Histoire – Il y a deux mille ans, plusieurs dizaines de milliers de langues auraient été parlées dans le monde

Avec le développement de l’agriculture, la sédentarisation des chasseurs-cueilleurs nomades aurait permis un foisonnement linguistique, suggère une nouvelle étude. Un “âge d’or” qui aurait vu cohabiter plusieurs dizaines de milliers de langues, avant un déclin de cette diversité.

Courrier international – De nos jours, un peu plus 7 000 langues sont parlées dans le monde, mais chaque année, certaines d’entre elles disparaissent. La tendance n’est pas nouvelle, et ce chiffre ne serait lui-même qu’une fraction du foisonnement linguistique qui prévalait autrefois entre les Terriens.

“Des chercheurs estiment qu’il y avait sur Terre des dizaines de milliers de langues entre un millénaire avant notre ère et l’an mille, avant que ne commence un long déclin de la diversité linguistique”, détaille Archeology News.

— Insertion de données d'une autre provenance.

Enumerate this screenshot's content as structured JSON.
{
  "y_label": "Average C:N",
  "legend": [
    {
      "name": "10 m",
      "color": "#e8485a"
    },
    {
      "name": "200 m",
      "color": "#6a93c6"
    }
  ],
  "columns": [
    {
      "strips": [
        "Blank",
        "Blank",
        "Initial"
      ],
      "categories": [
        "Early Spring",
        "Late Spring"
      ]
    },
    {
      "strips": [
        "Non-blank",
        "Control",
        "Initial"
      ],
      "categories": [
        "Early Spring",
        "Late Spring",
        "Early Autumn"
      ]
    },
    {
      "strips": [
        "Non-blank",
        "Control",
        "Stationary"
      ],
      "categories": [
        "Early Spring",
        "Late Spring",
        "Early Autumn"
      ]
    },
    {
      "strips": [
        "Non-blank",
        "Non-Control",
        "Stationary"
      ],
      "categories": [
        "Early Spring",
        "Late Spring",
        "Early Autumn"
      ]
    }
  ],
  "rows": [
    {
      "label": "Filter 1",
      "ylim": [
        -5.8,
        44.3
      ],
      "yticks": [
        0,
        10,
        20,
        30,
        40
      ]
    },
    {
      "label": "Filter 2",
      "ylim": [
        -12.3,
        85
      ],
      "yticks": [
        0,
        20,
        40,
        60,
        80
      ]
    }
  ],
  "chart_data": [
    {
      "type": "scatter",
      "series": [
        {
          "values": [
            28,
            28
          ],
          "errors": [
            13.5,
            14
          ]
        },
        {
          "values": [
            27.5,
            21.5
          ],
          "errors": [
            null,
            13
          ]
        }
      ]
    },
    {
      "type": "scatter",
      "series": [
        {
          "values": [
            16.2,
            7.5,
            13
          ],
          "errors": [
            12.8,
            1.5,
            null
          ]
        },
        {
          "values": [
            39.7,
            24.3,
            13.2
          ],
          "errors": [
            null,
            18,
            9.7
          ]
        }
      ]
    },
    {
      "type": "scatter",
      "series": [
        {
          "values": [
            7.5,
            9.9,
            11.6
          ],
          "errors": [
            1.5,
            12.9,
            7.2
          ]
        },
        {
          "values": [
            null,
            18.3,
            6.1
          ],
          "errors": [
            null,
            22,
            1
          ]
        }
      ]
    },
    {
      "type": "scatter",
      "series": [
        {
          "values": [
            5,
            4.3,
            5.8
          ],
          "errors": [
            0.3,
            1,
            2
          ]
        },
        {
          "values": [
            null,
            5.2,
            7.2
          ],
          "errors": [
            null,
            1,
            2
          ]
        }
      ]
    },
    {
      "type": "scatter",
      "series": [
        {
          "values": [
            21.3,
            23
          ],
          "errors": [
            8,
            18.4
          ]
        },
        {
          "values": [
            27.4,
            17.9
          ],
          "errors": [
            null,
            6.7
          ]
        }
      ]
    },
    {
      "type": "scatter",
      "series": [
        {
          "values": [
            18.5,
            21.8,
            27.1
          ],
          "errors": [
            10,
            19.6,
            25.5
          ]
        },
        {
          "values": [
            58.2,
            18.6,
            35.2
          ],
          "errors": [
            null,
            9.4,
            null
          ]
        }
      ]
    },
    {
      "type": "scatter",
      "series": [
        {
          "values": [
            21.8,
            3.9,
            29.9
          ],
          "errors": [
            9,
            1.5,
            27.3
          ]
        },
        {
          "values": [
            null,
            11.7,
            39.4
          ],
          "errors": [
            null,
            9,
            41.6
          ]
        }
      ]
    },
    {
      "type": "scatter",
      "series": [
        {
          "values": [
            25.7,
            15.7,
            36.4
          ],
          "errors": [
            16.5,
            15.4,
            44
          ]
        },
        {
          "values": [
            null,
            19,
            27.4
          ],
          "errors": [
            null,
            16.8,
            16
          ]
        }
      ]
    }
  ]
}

Le magazine en ligne se fait l’écho d’une étude publiée le 23 juillet dans Science.

Puisque la plupart des anciens idiomes n’ont pas laissé de traces, les chercheurs ont tenté de reconstruire leur histoire de manière indirecte. En s’appuyant sur des estimations de population et des données ethnographiques, ils ont fait tourner des modélisations numériques qui leur ont permis de tester différentes hypothèses quant à l’émergence et au déclin des langues à travers le monde au cours de l’holocène, en commençant il y a environ douze mille ans.

“Leurs conclusions portent à croire que l’essor de l’agriculture a déclenché un premier foisonnement linguistique quand les chasseurs-cueilleurs nomades se sont sédentarisés dans de petits peuplements isolés”, résume Nature. Les chercheurs estiment qu’entre 20 000 et 75 000 langues distinctes étaient parlées durant une période – relativement récente – qu’ils qualifient d’“âge d’or linguistique”. Mais cette abondance n’a pas duré.

Langues distinctes ou dialectes compréhensibles ?

“En l’espace d’un seul millénaire, la majorité des langues a disparu, relève la revue britannique, ce qui pourrait être dû à l’expansion de puissants groupes culturels monolingues au moyen de conquêtes et du commerce.” Reste que l’étude ne permet pas d’identifier un empire spécifique, une région ou un événement historique précis qui aurait pu contribuer à ce déclin.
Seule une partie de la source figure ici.